The social safety net, comprising programs such as Medicaid and the Children's Health Insurance Program, the Supplemental Nutrition Assistance Program, and the Earned Income Tax Credit, accounts for most of the improvement. About a third of the decline in childhood poverty is attributed to lower unemployment rates, more single mothers in the work force, and state action to increase the minimum wage.


The combination of safety net programs and economic improvements for working parents has benefited children in several ways. Children living in poverty often suffer from a lack of nutritious food, health care, adequate clothing, and stable housing, all of which can lead to preventable health and developmental problems. The longer children live in deprived conditions, the less likely they are to achieve school success, emotional stability, health over their lifetimes, and economic self-sufficiency.

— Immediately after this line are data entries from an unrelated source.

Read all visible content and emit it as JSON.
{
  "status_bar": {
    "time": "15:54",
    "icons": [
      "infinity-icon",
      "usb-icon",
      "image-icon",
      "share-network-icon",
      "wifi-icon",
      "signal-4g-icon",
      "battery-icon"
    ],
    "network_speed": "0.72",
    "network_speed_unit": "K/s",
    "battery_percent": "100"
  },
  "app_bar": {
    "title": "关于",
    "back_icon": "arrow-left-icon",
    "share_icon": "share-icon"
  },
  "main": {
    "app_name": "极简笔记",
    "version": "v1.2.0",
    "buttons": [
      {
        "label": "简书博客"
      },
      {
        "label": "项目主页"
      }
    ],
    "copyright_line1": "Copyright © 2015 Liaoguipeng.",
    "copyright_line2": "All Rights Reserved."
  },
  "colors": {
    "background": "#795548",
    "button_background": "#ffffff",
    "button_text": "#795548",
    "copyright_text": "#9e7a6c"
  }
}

The decline in childhood poverty was spread relatively evenly across population groups, the report's authors found. As a result, existing disparities persist in the well-being of children from minority racial and ethnic groups and in the children of immigrants. Some evidence suggests that the social safety net has done a better job protecting Black and White children from the harms of poverty than it has Hispanic and Asian/Hawaiian/ Pacific Islander children. Children benefited most when the adults in their families had stable employment. Children whose parents are unemployed have a much harder time escaping poverty.

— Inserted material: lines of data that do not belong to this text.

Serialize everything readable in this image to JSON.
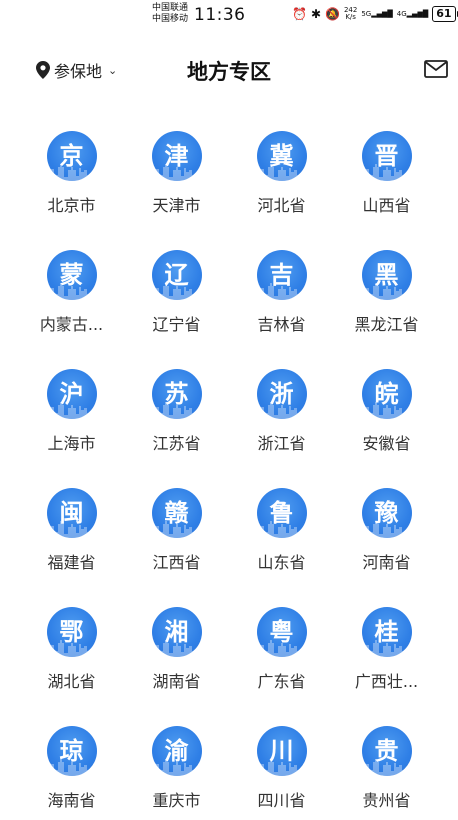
{
  "status_bar": {
    "carrier_1": "中国联通",
    "carrier_2": "中国移动",
    "time": "11:36",
    "net_speed_value": "242",
    "net_speed_unit": "K/s",
    "signal_1": "5G",
    "signal_2": "4G",
    "battery": "61"
  },
  "header": {
    "location_label": "参保地",
    "title": "地方专区"
  },
  "regions": [
    {
      "glyph": "京",
      "name": "北京市"
    },
    {
      "glyph": "津",
      "name": "天津市"
    },
    {
      "glyph": "冀",
      "name": "河北省"
    },
    {
      "glyph": "晋",
      "name": "山西省"
    },
    {
      "glyph": "蒙",
      "name": "内蒙古..."
    },
    {
      "glyph": "辽",
      "name": "辽宁省"
    },
    {
      "glyph": "吉",
      "name": "吉林省"
    },
    {
      "glyph": "黑",
      "name": "黑龙江省"
    },
    {
      "glyph": "沪",
      "name": "上海市"
    },
    {
      "glyph": "苏",
      "name": "江苏省"
    },
    {
      "glyph": "浙",
      "name": "浙江省"
    },
    {
      "glyph": "皖",
      "name": "安徽省"
    },
    {
      "glyph": "闽",
      "name": "福建省"
    },
    {
      "glyph": "赣",
      "name": "江西省"
    },
    {
      "glyph": "鲁",
      "name": "山东省"
    },
    {
      "glyph": "豫",
      "name": "河南省"
    },
    {
      "glyph": "鄂",
      "name": "湖北省"
    },
    {
      "glyph": "湘",
      "name": "湖南省"
    },
    {
      "glyph": "粤",
      "name": "广东省"
    },
    {
      "glyph": "桂",
      "name": "广西壮..."
    },
    {
      "glyph": "琼",
      "name": "海南省"
    },
    {
      "glyph": "渝",
      "name": "重庆市"
    },
    {
      "glyph": "川",
      "name": "四川省"
    },
    {
      "glyph": "贵",
      "name": "贵州省"
    }
  ],
  "colors": {
    "badge_blue": "#2f7fe6",
    "text": "#333333"
  },
  "icons": {
    "location": "location-pin-icon",
    "dropdown": "chevron-down-icon",
    "mail": "mail-icon"
  }
}
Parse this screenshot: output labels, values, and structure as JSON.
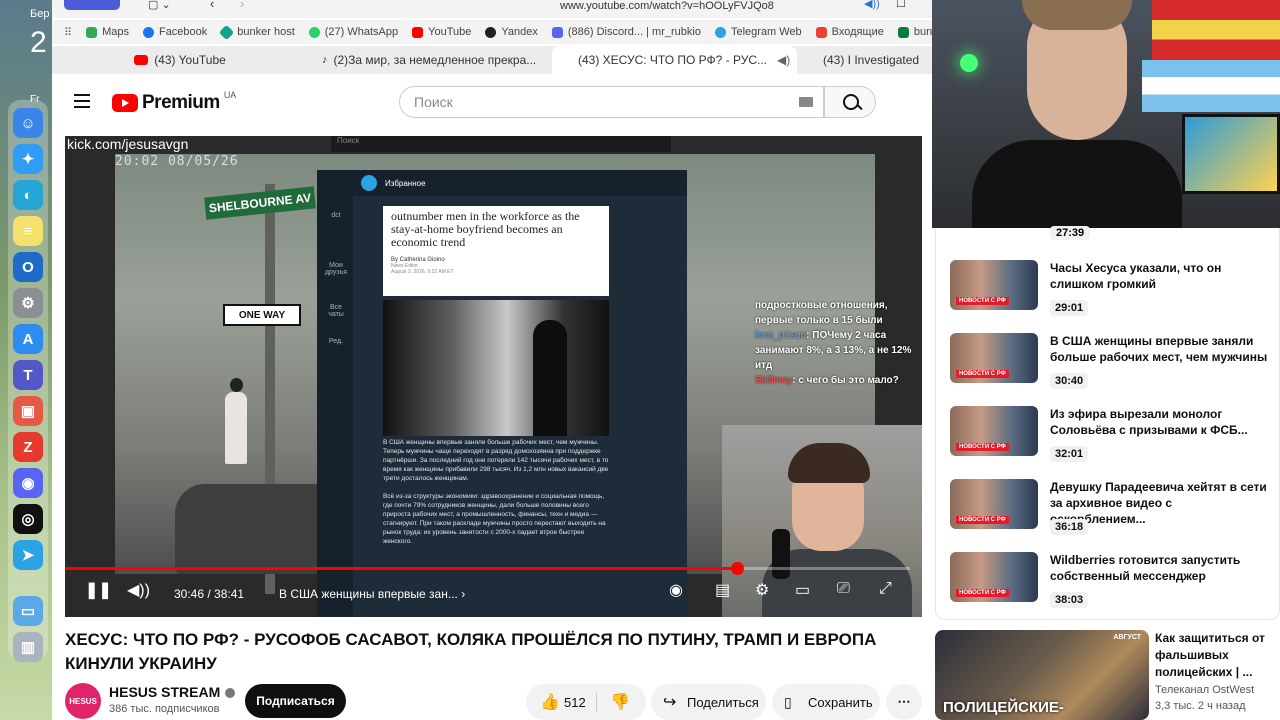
{
  "desktop": {
    "clock_a": "Бер",
    "clock_b": "2",
    "clock_c": "Fr"
  },
  "browser": {
    "url": "www.youtube.com/watch?v=hOOLyFVJQo8",
    "bookmarks": [
      "Maps",
      "Facebook",
      "bunker host",
      "(27) WhatsApp",
      "YouTube",
      "Yandex",
      "(886) Discord... | mr_rubkio",
      "Telegram Web",
      "Входящие",
      "bun"
    ],
    "tabs": [
      "(43) YouTube",
      "(2)За мир, за немедленное прекра...",
      "(43) ХЕСУС: ЧТО ПО РФ? - РУС...",
      "(43) I Investigated"
    ]
  },
  "header": {
    "logo": "Premium",
    "region": "UA",
    "search_placeholder": "Поиск"
  },
  "player": {
    "watermark": "kick.com/jesusavgn",
    "timestamp": "20:02  08/05/26",
    "street_sign": "SHELBOURNE AV",
    "oneway_sign": "ONE WAY",
    "tg_search": "Поиск",
    "tg_header": "Избранное",
    "tg_side": [
      "dct",
      "Мои друзья",
      "Все чаты",
      "Ред."
    ],
    "article_headline": "outnumber men in the workforce as the stay-at-home boyfriend becomes an economic trend",
    "article_by": "By Catherina Gioino",
    "article_role": "News Editor",
    "article_date": "August 2, 2026, 9:22 AM ET",
    "tg_message": "В США женщины впервые заняли больше рабочих мест, чем мужчины. Теперь мужчины чаще переходят в разряд домохозяина при поддержке партнёрши. За последний год они потеряли 142 тысячи рабочих мест, в то время как женщины прибавили 298 тысяч. Из 1,2 млн новых вакансий две трети досталось женщинам.\n\nВсё из-за структуры экономики: здравоохранение и социальная помощь, где почти 79% сотрудников женщины, дали больше половины всего прироста рабочих мест, а промышленность, финансы, техн и медиа — стагнируют. При таком раскладе мужчины просто перестают выходить на рынок труда: их уровень занятости с 2000-х падает втрое быстрее женского.",
    "chat_lines": [
      {
        "name": "",
        "text": "подростковые отношения, первые только в 15 были"
      },
      {
        "name": "lexa_p1sun",
        "text": ": ПОЧему 2 часа занимают 8%, а 3 13%, а не 12% итд"
      },
      {
        "name": "Skillmoy",
        "text": ": с чего бы это мало?"
      }
    ],
    "time_current": "30:46",
    "time_total": "38:41",
    "chapter": "В США женщины впервые зан...",
    "progress": 0.795
  },
  "video": {
    "title": "ХЕСУС: ЧТО ПО РФ? - РУСОФОБ САСАВОТ, КОЛЯКА ПРОШЁЛСЯ ПО ПУТИНУ, ТРАМП И ЕВРОПА КИНУЛИ УКРАИНУ",
    "channel": "HESUS STREAM",
    "channel_avatar": "HESUS",
    "subscribers": "386 тыс. подписчиков",
    "subscribe": "Подписаться",
    "likes": "512",
    "share": "Поделиться",
    "save": "Сохранить"
  },
  "sidebar": {
    "top_duration": "27:39",
    "thumb_label": "НОВОСТИ С РФ",
    "items": [
      {
        "title": "Часы Хесуса указали, что он слишком громкий",
        "duration": "29:01"
      },
      {
        "title": "В США женщины впервые заняли больше рабочих мест, чем мужчины",
        "duration": "30:40"
      },
      {
        "title": "Из эфира вырезали монолог Соловьёва с призывами к ФСБ...",
        "duration": "32:01"
      },
      {
        "title": "Девушку Парадеевича хейтят в сети за архивное видео с оскорблением...",
        "duration": "36:18"
      },
      {
        "title": "Wildberries готовится запустить собственный мессенджер",
        "duration": "38:03"
      }
    ],
    "recommended": {
      "title": "Как защититься от фальшивых полицейских | ...",
      "channel": "Телеканал OstWest",
      "meta": "3,3 тыс.  2 ч назад",
      "thumb_text": "ПОЛИЦЕЙСКИЕ-",
      "thumb_badge": "АВГУСТ"
    }
  }
}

To continue the progress in alleviating childhood poverty, the authors recommend policy initiatives that focus on children's needs rather than on parental characteristics. One example is the 2021 Child Tax Credit program, which is based on a child's citizenship status rather than on that of the parents, thereby making all poor families eligible for monthly per child stipends. They also recommend simplifying application and eligibility requirements for safety net programs so families can more easily access benefits. Also key are measures to ensure stable and viable employment for parents-especially women-through increases in the minimum wage and access to affordable child care. Noting that a dramatic drop in the teen birth rate over the last two decades has significantly contributed to reductions in childhood poverty, the authors urge continued public investment in teen pregnancy prevention programs as well as measures to ensure access to contraception and abortion services.